Et comme les épisodes de chaleur extrême se multiplient chaque été en France, autant savoir s’y prendre une bonne fois pour toutes. Hydratation, protection solaire, horaires malins, sécurité des enfants, mais aussi ce que la chaleur fait subir à votre matériel (pneus, batterie, et même le goudron sous vos roues) : voici le guide complet pour rouler en canicule sans y laisser des plumes.
L’essentiel en 30 secondes
- Roulez à la fraîche : tôt le matin ou en fin de journée quand la chaleur retombe, en évitant le créneau 11h-16h, le plus chaud et le plus chargé en UV.
- Buvez avant d’avoir soif : de petites gorgées en continu, et davantage de sels minéraux sur les longs efforts.
- Couvrez-vous malin : couleurs claires, tissus respirants, crème solaire et lunettes. Le casque garde sa place, on choisit juste un modèle bien ventilé.
- Les enfants sont prioritaires : chapeau à large bord, hydratation très régulière, pas de soleil direct avant 6 mois.
- Le piège à éviter : confondre simple coup de fatigue et coup de chaleur. Au-delà de 40°C de température corporelle, c’est une urgence : appelez le 15.
Sommaire
- Ce que la canicule fait à votre corps à vélo
- Bien s’hydrater quand il fait très chaud
- Vélo en ville et vélotaf : arriver sans avoir cuit
- Se protéger du soleil (et ce casque qui tient chaud)
- Les enfants à vélo sous la canicule
- Le vélo électrique, un allié contre la chaleur
- Ce que la canicule fait à votre vélo
- Coup de chaud à vélo : reconnaître l’urgence
- Questions fréquentes
Note : Certains liens de cet article sont affiliés. Si vous passez par eux pour vos achats, vous soutenez le blog sans dépenser plus et vous nous aider à pédaler : merci ! 🚲
Vélo canicule : ce que la chaleur fait à votre corps
Pédaler, c’est produire de la chaleur. Vos muscles fonctionnent un peu comme un moteur : ils transforment de l’énergie en mouvement, et le reste part en chaleur que le corps doit évacuer. En temps normal, la transpiration suffit. Mais quand l’air ambiant est déjà brûlant, ce système de refroidissement sature. Selon Santé publique France, dès que la température de l’air dépasse 30 à 35°C, la thermorégulation et l’hydratation deviennent un vrai défi, et l’effort prolongé peut avoir des conséquences sérieuses.

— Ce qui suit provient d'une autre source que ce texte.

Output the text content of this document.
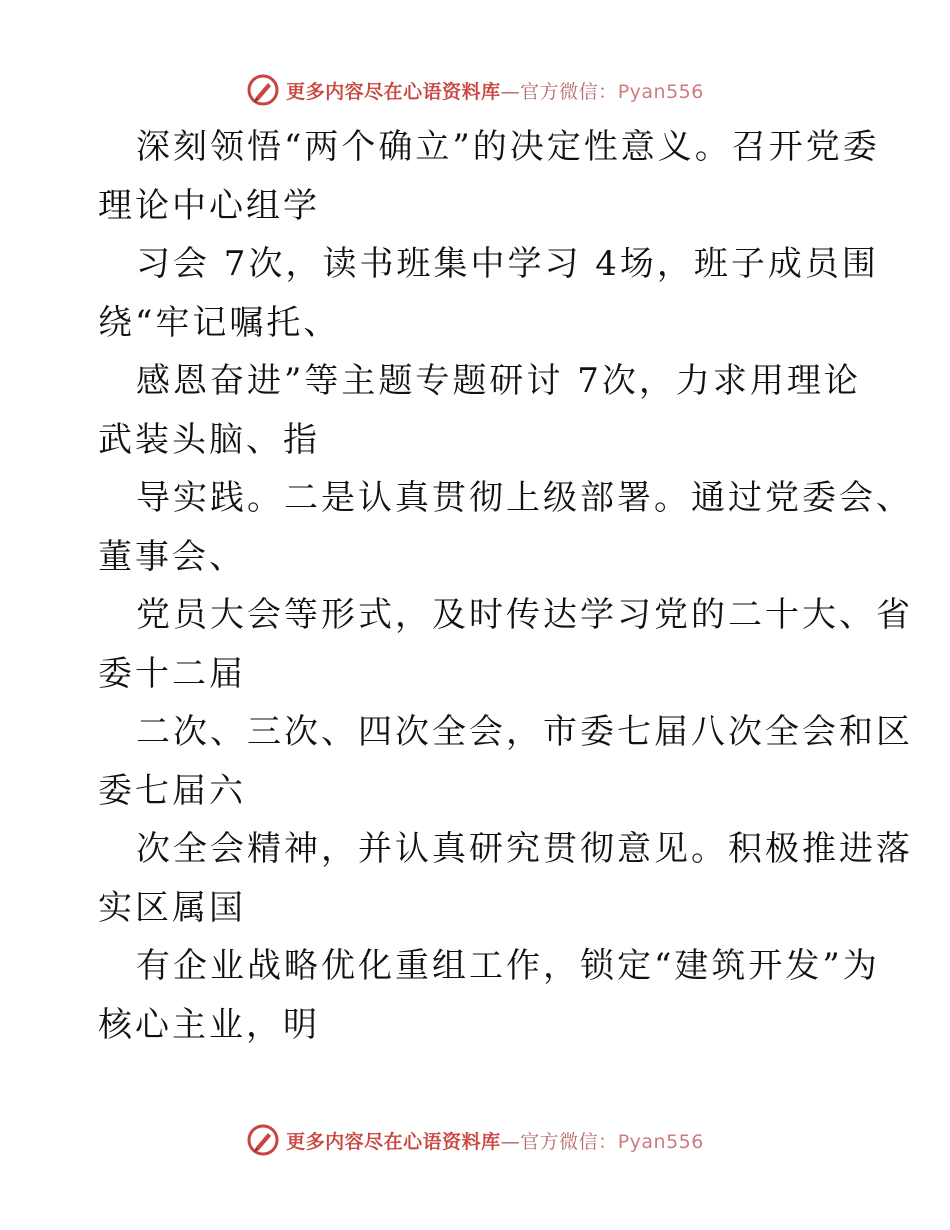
更多内容尽在心语资料库—官方微信：Pyan556
深刻领悟“两个确立”的决定性意义。召开党委
理论中心组学
习会 7次，读书班集中学习 4场，班子成员围
绕“牢记嘱托、
感恩奋进”等主题专题研讨 7次，力求用理论
武装头脑、指
导实践。二是认真贯彻上级部署。通过党委会、
董事会、
党员大会等形式，及时传达学习党的二十大、省
委十二届
二次、三次、四次全会，市委七届八次全会和区
委七届六
次全会精神，并认真研究贯彻意见。积极推进落
实区属国
有企业战略优化重组工作，锁定“建筑开发”为
核心主业，明
更多内容尽在心语资料库—官方微信：Pyan556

Trois problèmes guettent, du plus bénin au plus grave. D’abord la déshydratation : un manque d’eau et de sels minéraux qui se signale par la soif, des lèvres sèches et une fatigue anormale. Ensuite l’épuisement, avec une température corporelle qui grimpe entre 38 et 40°C (selon l’Assurance Maladie). Et enfin le coup de chaleur, une urgence vitale au-delà de 40°C (on y revient en détail plus bas). À vélo, les cyclistes font partie des personnes les plus exposées, au même titre que les travailleurs en plein air, parce que l’effort fait monter la température interne encore plus vite.
La bonne nouvelle, c’est que le corps sait s’adapter. Une exposition progressive à la chaleur, sur 7 à 14 jours, permet de mieux la tolérer : c’est l’acclimatation. Concrètement, si une canicule s’installe, ne partez pas pour votre plus gros parcours de l’année dès le premier jour. Laissez votre organisme prendre ses marques avec des sorties courtes avant d’allonger la distance.
Bien s’hydrater quand il fait très chaud
C’est la règle numéro un, et de loin. Sous la chaleur, on transpire beaucoup plus pour évacuer l’excès de température, et cette eau perdue doit être compensée en continu. Le réflexe à adopter : boire de petites gorgées régulièrement, sans attendre la sensation de soif. Quand vous avez soif, vous êtes déjà en léger déficit.
Emportez toujours assez d’eau, et plutôt deux bidons qu’un seul sur les trajets un peu longs. Un porte-bidon sur le cadre vous permet de boire sans vous arrêter. Petit truc qui change tout : congelez à moitié votre bidon la veille, puis complétez avec de l’eau au départ. Vous aurez une boisson fraîche pendant des heures, ce qui aide aussi à faire baisser la température du corps.
Sur les efforts longs (plus d’une heure) ou très intenses, l’eau seule ne suffit pas : avec la sueur, vous perdez aussi des sels minéraux. Une pincée de sel dans le bidon ou une pastille d’électrolytes à dissoudre permet de récupérer ce que vous éliminez et d’éviter le coup de barre. L’astuce du linge humide fonctionne aussi très bien : passez une serviette mouillée sur la nuque et le front toutes les vingt minutes, c’est le principe de l’évaporation qui emporte la chaleur.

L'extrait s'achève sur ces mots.